On Thu, Oct 6, 2016 at 12:55 AM, Tollef Fog Heen <tfh...@err.no> wrote:

> ]] "Joseph R. Justice"
>


> > Could the TC offer guidance, or issue a statement, on if (and if so
> > when) it should ever be permissible to allow a waiver from RC-bug
> > status for software whose source code is available but determined to
> > be insufficiently free for the DFSG while active efforts are underway
> > to get the source code into a state determined to be fully compliant
> > with the DFSG?
>
> This is very clearly release team territory and they have an RC bug
> policy already: https://release.debian.org/stretch/rc_policy.txt If this
> isn't clear enough or sufficient enough, that policy should be improved.
> The TC should not go out and overrule the release team's RC bug policy
> unless we have a really good reason (and it's still not completely clear
> that we can overrule them as a team either, but that entire discussion
> is unneeded unless we want/need to override them).
>

Read it.  Thank you.

Clearly (to me) what Mr. Praveen is asking for is stretch-ignore tags by a
release manager for software which has the browserified Javascript issue.
This software might and/or might not include software with the generated
lexer/parser code issue and/or other as yet unknown issues, depending on
what exactly browserification is defined to mean, which I will agree for
now has not yet been done.  E.g. it is not clear, there is not a hard and
firm definition, of what it means to browserify Javascript, such that one
can say "this software is merely browserified" or "that software is
browserified *and* *also* ..."

Is there any information yet on what formal policy (if any) will be used by
the release managers for allowing bugs to be tagged stretch-ignore?  *Was*
there any formal policy ever set in place for the prior (the current
stable) release of Debian, e.g. Jessie, or prior to that Wheezy?  Was it /
will it be entirely ad-hoc and at the discretion of the release team?

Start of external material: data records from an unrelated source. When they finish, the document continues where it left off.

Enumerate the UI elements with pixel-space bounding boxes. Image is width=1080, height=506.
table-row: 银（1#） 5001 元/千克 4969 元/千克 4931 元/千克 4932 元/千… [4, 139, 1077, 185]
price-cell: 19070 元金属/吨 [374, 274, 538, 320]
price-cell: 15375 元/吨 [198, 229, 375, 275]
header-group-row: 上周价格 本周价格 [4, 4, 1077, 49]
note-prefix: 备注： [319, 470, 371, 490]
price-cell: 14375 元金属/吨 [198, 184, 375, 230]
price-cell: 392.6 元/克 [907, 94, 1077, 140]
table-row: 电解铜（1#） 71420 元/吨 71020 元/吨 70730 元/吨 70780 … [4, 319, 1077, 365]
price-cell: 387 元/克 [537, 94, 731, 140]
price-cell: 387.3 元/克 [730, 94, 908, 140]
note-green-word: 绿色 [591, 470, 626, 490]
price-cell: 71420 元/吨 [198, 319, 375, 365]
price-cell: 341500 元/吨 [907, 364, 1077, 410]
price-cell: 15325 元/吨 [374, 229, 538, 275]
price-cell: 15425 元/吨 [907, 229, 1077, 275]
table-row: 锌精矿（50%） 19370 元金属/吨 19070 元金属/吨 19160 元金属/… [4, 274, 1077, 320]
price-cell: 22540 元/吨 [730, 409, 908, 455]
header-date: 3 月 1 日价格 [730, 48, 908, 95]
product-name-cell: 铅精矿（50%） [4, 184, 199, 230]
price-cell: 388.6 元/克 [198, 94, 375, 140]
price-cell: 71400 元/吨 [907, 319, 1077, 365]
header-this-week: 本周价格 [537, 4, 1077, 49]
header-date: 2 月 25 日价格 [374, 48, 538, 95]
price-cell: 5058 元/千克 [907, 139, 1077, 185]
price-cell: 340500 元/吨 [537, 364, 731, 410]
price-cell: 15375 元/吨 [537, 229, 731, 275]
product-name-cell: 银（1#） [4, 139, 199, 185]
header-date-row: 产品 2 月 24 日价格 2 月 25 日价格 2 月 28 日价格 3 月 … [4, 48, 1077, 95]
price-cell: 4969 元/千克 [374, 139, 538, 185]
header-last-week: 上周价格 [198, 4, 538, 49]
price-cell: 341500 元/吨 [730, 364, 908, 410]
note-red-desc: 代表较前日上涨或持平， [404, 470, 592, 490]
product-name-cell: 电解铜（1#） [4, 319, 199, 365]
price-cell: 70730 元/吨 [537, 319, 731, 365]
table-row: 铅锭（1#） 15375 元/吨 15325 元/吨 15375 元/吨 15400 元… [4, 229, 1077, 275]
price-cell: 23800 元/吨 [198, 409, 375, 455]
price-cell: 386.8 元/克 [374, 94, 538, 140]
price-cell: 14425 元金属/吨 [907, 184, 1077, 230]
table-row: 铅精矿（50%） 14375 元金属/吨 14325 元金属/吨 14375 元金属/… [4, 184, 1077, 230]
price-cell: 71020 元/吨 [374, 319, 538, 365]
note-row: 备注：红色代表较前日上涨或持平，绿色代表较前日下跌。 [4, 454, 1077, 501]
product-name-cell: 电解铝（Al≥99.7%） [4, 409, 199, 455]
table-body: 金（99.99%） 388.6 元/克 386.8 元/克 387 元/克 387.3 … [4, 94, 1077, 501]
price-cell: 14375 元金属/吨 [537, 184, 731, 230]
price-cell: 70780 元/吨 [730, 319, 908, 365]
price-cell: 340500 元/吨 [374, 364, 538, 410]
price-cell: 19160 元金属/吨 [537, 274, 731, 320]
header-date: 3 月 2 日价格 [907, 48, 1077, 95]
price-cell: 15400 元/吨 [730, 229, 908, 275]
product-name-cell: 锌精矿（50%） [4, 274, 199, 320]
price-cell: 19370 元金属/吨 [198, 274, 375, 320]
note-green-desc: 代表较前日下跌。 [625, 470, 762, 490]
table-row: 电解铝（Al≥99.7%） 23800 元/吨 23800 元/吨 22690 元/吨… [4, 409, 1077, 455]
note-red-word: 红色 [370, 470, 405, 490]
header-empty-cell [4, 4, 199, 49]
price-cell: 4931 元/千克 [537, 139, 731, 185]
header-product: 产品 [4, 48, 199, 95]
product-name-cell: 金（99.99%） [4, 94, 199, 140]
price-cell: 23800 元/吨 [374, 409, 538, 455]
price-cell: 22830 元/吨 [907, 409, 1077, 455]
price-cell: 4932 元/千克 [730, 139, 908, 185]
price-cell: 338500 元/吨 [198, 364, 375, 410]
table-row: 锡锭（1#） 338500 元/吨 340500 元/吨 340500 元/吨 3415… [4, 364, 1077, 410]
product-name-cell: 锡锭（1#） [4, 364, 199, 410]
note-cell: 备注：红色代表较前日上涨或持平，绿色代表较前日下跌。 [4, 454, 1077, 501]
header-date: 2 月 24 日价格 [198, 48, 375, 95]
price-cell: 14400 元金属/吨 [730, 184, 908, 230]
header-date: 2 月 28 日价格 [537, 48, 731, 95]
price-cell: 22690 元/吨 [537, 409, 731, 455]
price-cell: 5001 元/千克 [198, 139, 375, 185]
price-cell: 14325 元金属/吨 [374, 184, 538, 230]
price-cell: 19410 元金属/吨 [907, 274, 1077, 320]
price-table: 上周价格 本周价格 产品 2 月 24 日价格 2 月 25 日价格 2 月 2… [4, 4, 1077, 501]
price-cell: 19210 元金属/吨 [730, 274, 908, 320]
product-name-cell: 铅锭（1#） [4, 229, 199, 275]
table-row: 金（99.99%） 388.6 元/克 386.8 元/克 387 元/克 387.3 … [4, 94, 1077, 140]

If the TC as a body does not feel it can, or does not feel it should,
override the release team in terms of granting stretch-ignore tags for
certain bugs or classes of bugs (and, I am not saying the TC *should* feel
it can or should do this, mind you!), still the TC as a body can, if a
developer so requests and if the TC as a body agrees it should do so, offer
an advisory opinion concerning particular bugs / bug classes to the release
team and/or offer a show of support to the affected developer, in terms of
saying "we believe stretch-ignore tags should be applied to the following
bugs / classes of bugs, because ..."  Correct?

Question of bug process, I guess ...  For purpose of stretch-ignore tags
(should they be granted, of course!), would it make sense to create a
meta-bug, say "Browserified Javascript in Stretch", make all the individual
package bugs somehow depend on or refer to this meta bug, and then apply a
stretch-ignore tag to the meta-bug and allow it to propagate somehow to all
the individual bugs?  Or would it be better to just apply the
stretch-ignore tag to each separate individual package bug?  I'm thinking
as to what will be most effective in making sure nothing gets missed,
overlooked, forgotten about, either pre-Stretch or post-Stretch.

Thanks for your time.  Hope this is of some use, interest.